By Steve Sailer
03/15/2012
The flip side of my inability not to notice patterns is that I’m impressed by individuals who don’t fit the patterns. Here’s part of an obituary from the NYT of the lady with four children who was a heavyweight in mid-20th Century logic, going head to head with famous philosophers like Quine and Carnap. (All this stuff is way over my head, by the way.)
Ruth Barcan Marcus, Philosopher-Logician, Dies at 90By MARGALIT FOX
Ruth Barcan Marcus, a philosopher esteemed for her advances in logic, a traditionally male-dominated subset of a traditionally male-dominated field, died on Feb. 19 at her home in New Haven. She was 90.
Her death was announced by Yale University, from which she retired in 1992 as the Reuben Post Halleck professor of philosophy.
Because of its affinities with mathematics and the hard sciences — disciplines historically unwelcoming to women — logic had long been one of philosophy’s most swaggering strains.

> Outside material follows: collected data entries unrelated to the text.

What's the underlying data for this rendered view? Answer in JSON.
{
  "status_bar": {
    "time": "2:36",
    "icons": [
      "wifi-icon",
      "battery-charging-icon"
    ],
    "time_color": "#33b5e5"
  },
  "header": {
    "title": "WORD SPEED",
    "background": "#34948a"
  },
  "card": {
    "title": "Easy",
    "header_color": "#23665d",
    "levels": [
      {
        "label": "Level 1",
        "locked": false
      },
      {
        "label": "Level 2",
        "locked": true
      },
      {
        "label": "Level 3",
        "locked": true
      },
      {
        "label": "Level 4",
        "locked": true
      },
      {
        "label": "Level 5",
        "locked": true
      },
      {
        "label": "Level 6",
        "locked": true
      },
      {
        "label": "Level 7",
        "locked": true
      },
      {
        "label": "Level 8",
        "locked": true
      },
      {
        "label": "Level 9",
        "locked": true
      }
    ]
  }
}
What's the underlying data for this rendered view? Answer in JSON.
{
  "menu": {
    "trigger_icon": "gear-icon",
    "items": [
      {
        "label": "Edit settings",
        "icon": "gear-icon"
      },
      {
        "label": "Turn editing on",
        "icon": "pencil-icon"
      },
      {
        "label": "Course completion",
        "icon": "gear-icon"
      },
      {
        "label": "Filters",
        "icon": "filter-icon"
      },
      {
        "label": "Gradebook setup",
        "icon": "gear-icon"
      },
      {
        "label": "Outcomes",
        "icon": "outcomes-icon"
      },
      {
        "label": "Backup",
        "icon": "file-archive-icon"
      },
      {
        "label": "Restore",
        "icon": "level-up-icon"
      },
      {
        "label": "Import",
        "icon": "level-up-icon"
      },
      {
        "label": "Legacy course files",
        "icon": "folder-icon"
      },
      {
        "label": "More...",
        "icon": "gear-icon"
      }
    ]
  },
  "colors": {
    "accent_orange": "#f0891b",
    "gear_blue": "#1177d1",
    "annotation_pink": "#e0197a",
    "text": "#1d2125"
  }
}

For a woman of Professor Marcus’s generation to elbow her way into the field, then dominated by titans like Willard Van Orman Quine, Rudolf Carnap and Kurt Gödel, was almost unheard of.
“The rest of philosophy became less male dominated, less macho, more quickly than logic,” Stephen Neale, distinguished professor of philosophy at the City University of New York Graduate Center, said in a telephone interview. “She was working in a field which was really run by these giants.”
Professor Marcus was hailed by colleagues for her work in quantified modal logic. The field was born of the marriage of two existing systems, classical quantified logic and modal logic — a marriage she helped bring about.
From an email:
It took a while for the NYT to write this up. There was actually a bit of an organized effort on the part of philosophers to get them to publish this. In contrast, Richard Rorty’s (who wasn’t half the philosopher Marcus was) obit was written within a weekend.